Sandwiched between Hopeless and IFC's other new half-hour show about the movie industry, The Festival (Fridays, 10:30 p.m.) is a series of shorts, starring cult hero Greg the Bunny, named—what else?—Greg the Bunny. Greg is a puppet created in 1997 for New York City cable access, and most famously had a failed sitcom on Fox in 2002. Despite his spectacular failure, the bunny and his puppet pals have a rabid fan base, and IFC (which ran interstitials featuring the characters from 1999-2000) have brought him back. I remember Greg's eponymous sitcom, which featured Seth Green and Sarah Silverman alongside its puppet stars, as painfully unfunny and contrived, and even after watching two of the new shorts, I still can't figure out the character's appeal. The episodes are mostly film parodies, and the two available for review (spoofs of Annie Hall and The Godfather) are obvious, and like the sitcom, not very funny.

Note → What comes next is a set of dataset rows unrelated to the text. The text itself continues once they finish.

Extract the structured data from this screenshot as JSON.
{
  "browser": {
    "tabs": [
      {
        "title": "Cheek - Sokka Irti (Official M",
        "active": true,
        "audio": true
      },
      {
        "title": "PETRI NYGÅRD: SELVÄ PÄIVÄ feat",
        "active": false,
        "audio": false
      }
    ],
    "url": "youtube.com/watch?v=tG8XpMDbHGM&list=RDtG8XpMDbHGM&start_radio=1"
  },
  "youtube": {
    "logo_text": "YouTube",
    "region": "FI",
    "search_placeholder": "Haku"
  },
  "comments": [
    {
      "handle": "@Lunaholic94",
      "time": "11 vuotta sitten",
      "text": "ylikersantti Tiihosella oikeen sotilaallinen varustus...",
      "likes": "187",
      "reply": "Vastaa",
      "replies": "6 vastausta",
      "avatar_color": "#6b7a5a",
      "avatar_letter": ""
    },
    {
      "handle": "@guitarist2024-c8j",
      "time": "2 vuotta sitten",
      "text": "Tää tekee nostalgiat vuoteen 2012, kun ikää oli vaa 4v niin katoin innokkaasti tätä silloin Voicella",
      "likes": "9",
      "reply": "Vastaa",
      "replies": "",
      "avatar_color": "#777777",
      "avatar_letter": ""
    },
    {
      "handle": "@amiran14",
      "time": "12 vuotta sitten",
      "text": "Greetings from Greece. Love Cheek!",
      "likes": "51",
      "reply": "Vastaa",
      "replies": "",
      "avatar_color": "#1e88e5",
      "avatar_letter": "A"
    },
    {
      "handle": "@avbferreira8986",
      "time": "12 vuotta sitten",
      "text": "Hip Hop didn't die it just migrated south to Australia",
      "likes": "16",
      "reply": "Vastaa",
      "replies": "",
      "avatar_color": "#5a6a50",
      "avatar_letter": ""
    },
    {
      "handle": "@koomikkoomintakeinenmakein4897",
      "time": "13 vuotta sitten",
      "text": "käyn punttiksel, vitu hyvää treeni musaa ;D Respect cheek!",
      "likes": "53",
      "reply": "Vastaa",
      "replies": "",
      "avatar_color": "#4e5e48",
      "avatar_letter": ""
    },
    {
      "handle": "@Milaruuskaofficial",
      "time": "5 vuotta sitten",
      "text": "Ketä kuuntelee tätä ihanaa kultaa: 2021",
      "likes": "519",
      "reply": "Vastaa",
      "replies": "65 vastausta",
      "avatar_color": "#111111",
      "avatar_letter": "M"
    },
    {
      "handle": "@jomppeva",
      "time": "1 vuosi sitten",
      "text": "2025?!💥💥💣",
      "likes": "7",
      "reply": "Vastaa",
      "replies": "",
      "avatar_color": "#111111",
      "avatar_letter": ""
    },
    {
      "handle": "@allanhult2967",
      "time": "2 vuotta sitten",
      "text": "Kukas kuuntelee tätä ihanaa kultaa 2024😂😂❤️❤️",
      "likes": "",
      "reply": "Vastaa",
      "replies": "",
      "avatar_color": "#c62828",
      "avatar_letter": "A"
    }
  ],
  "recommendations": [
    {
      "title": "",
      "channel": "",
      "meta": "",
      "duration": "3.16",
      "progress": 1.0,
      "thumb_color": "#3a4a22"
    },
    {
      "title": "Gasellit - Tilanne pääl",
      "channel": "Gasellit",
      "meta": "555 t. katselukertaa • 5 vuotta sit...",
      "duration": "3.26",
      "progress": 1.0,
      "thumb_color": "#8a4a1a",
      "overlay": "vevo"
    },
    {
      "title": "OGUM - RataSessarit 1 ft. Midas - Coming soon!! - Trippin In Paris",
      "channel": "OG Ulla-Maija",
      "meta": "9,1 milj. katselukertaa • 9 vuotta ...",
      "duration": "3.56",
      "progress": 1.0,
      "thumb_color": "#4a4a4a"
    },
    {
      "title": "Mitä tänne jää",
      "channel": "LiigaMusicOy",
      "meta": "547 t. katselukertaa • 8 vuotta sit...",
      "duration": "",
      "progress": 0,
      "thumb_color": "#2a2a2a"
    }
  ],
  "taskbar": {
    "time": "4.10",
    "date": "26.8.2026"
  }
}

Which is exactly how you could describe the mockumentary The Festival, which is in many ways the flip side to Hopeless Pictures. While Hopeless lampoons mainstream Hollywood egos, The Festival takes aim at the pretentious indie crowd, following a young director (Nicholas Wright) as he takes his first feature to a mountain film festival that looks suspiciously like Sundance. The Festival is constructed entirely out of clichés, from the angry, butch-lesbian filmmaker whose festival entry is called My Vagina Scares You to the sleazy tobacco company sponsoring the festival. There are disingenuous studio executives, unctuous publicists and uncultured town residents, but none of them are nearly funny enough to get the kind of pass that Hopeless' stock characters occasionally warrant.


Ultimately the problem with both full-length shows is they aren't looking beyond the content that IFC already has. If the channel ever expects to get as much buzz for its original programming as it does for its diverse slate of movies, it's going to have to reach farther for ideas than its own back yard.